Quoique mieux connue pour ses films, Tacita Dean débuta sa carrière


en dessinant ; parmi ses premiers dessins fondateurs, certains étaient à la craie sur deux tableaux noirs de 4’ par 8’, l’un au-dessus de l’autre au mur de son studio.


Dessiner c’est, dedans l’éphémère, une marque qui fut cicatrice au départ et qui de loin


      devient un verbe.     Et juste comme un bateau engendre une grève un navire, un rift dans le temps, éveillée par une secousse


                                                                                                                 la mer continuait la mer.


Et comme telle      dans la craie perdue      dans le noir      effacée


Souvent, à considérer la désolation de la mer, je l’imagine un lieu que n’altère pas le passage du temps, un monde préhistorique rare où un être humain peut vraiment être perdu.


était maintenant une main dans la brume

                                                                           son nom balayé

                                                                                                    (ne fut jamais entendu)

                                                                            brandissant une lanterne

tandis que soufflait la craie en tempête —


A un moment, elle fit seize tableaux noirs ayant tous pour sujet s’en aller.
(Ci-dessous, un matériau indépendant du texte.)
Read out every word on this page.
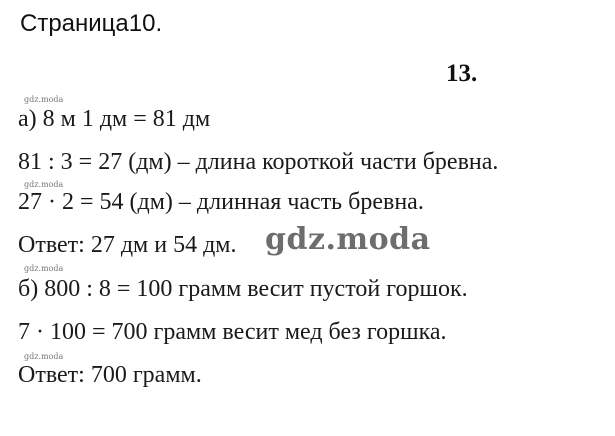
Страница10.
13.
gdz.moda
а) 8 м 1 дм = 81 дм
81 : 3 = 27 (дм) – длина короткой части бревна.
gdz.moda
27 · 2 = 54 (дм) – длинная часть бревна.
Ответ: 27 дм и 54 дм. gdz.moda
gdz.moda
б) 800 : 8 = 100 грамм весит пустой горшок.
7 · 100 = 700 грамм весит мед без горшка.
gdz.moda
Ответ: 700 грамм.
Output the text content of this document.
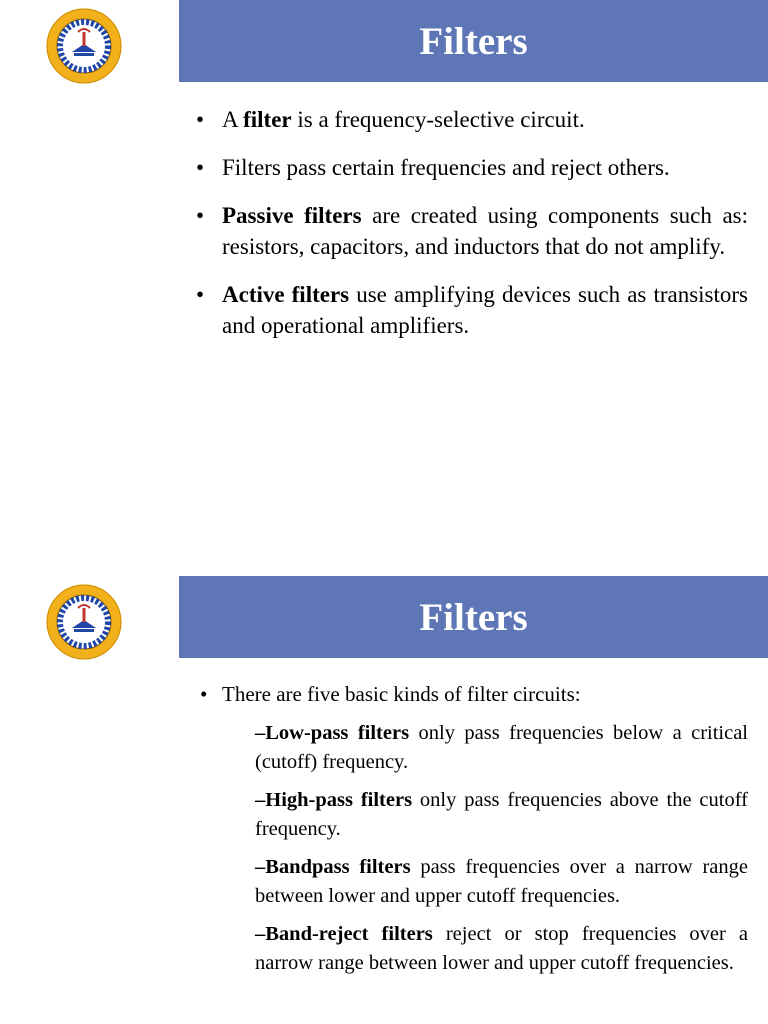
Filters
• A filter is a frequency-selective circuit.
• Filters pass certain frequencies and reject others.
• Passive filters are created using components such as: resistors, capacitors, and inductors that do not amplify.
• Active filters use amplifying devices such as transistors and operational amplifiers.
Filters
• There are five basic kinds of filter circuits:
–Low-pass filters only pass frequencies below a critical (cutoff) frequency.
–High-pass filters only pass frequencies above the cutoff frequency.
–Bandpass filters pass frequencies over a narrow range between lower and upper cutoff frequencies.
–Band-reject filters reject or stop frequencies over a narrow range between lower and upper cutoff frequencies.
Aller efface — strate après strate — le passé en un palimpseste, qui est aussi une image mobile en voyage à travers le temps lui aussi strates en dérive


et puis à nouveau traça  : Seize Tableaux noirs, 1992 aura été l’un de ses premiers projets majeurs, elle y explorait en fait déjà comment déplacer une image à travers le temps — ou plutôt comment obtenir du temps qu’il fasse avancer une image — car ce fut par le mouvement progressif de ces images fixes qu’elle est passée au film.


Dean réalisa ses premiers films avec une Cannon Standard 8mm ayant appartenu à son père, lui-même le fils du fondateur des Studios Ealing. Elle avait l’espoir de se perdre.


Et puis elle trouva un livre : Le Dernier des navires à voiles, dans lequel une jeune femme entreprenante animée de la ferme intention de se perdre soudain perdit la mer.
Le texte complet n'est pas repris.